The scale of the Lloyds sale means banks involved should land tens of millions of pounds.

Reuters/London

 

More than a dozen top banks are finalising plans to run a £20bn ($30bn) share sale in part-nationalised Lloyds, one of the most prestigious British deals in recent years, but with fees cut to the bone.

Banks need to pitch by Monday to handle the sale of the government’s 39% shareholding in Lloyds and - later - its 81% of Royal Bank of Scotland (RBS), UK Financial Investments (UKFI), which manages the government’s shares, says.

UKFI will pick a shortlist, possibly about eight banks, which it can turn to at short notice, and a Lloyds sale may start this year with as much as £5bn worth its holding up for sale, industry and political sources say.

Bankers said all the big names from Wall Street and the City of London will be bidding, even though fees for government work are far less lucrative than for private firms.

“There’s more honour at stake than there is money,” said one senior investment banker involved in the process.

Bidding for the work will bring some of the City’s big names up against each other: UBS’s Simon Lyons and David Soanes, both of whom are advising Co-op Bank on its £1.5bn ($2.3bn) rescue plan, Credit Suisse’s Ewen Stevenson and Sebastian Grigg, a contemporary at Oxford University of Osborne and British Prime Minister David Cameron, Barclays’s Jim Renwick - who advised RBS on its bailout, and Rupert Hume-Kendall, one of the most prolific dealmakers at Bank of America Merrill Lynch, who last year advised on a Reckitt Benckiser share sale.

Heavyweights such as HSBC CEO Stuart Gulliver, Deutsche Bank’s Anshu Jain and UBS’s Sergio Ermotti may also enter the fray.
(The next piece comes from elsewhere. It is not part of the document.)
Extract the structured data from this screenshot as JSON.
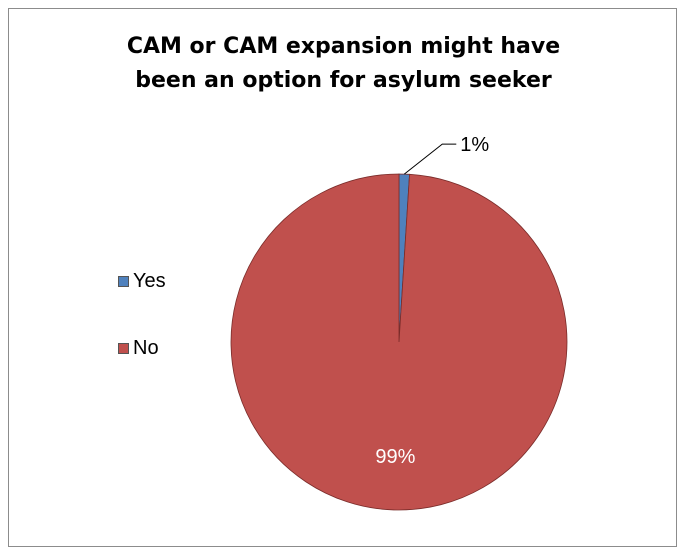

Fees could be below the usual 0.5% for a government sale and maybe as low as 0.1%-0.2% if the government opts to give the banks advisory roles rather than the more risky taking on of blocks of stock to sell on, bankers said.
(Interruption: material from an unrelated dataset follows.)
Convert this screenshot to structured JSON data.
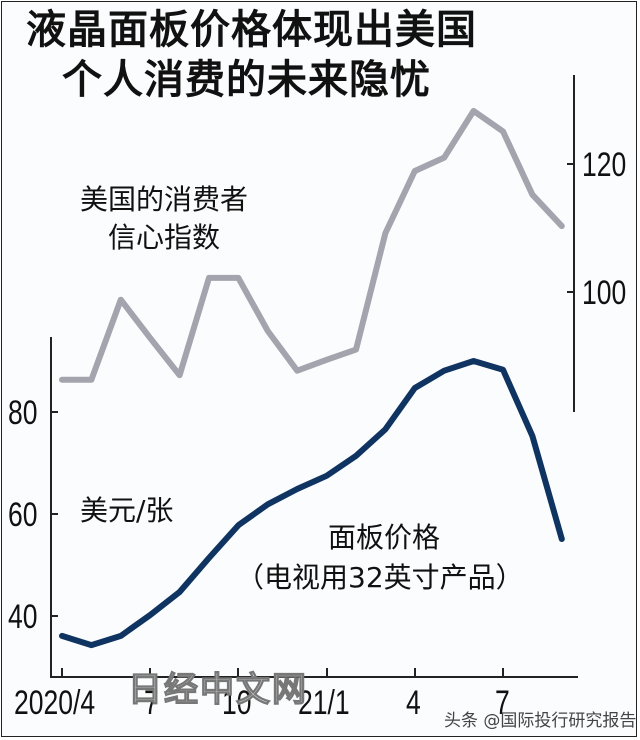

Finance Minister George Osborne said in June that the government was ready to start selling its Lloyds shares, which are trading comfortably above the government’s breakeven price, having hit a two-year high in June.

The Treasury has not yet said how it will structure the sales. It may ask a syndicate of banks to buy a block of shares and sell them in a traditional accelerated bookbuild process, which requires the banks to take on more risk.

Alternatively, it may ask banks to play more of a marketing role and run a roadshow to assess demand for shares, without taking any risk. That would enable the Treasury to pay lower fees and vary the amount it sells depending on demand. The US government used this method to exit insurer AIG, on which it made a $22.7bn profit after paying underwriting fees of 0.5%, far below usual non-state fees of 2-3%.

The scale of the Lloyds sale means banks involved should still land tens of millions of pounds: banks would earn £25mn if they charged 0.5% on the sale of £5bn of shares. That is potentially £325mn ($490mn) in total fees - albeit maybe over a decade.

But the real prize is the prospect of follow-on work for a job well done. Britain pumped £20bn into Lloyds and £45bn into RBS, and said it aims to get its money back.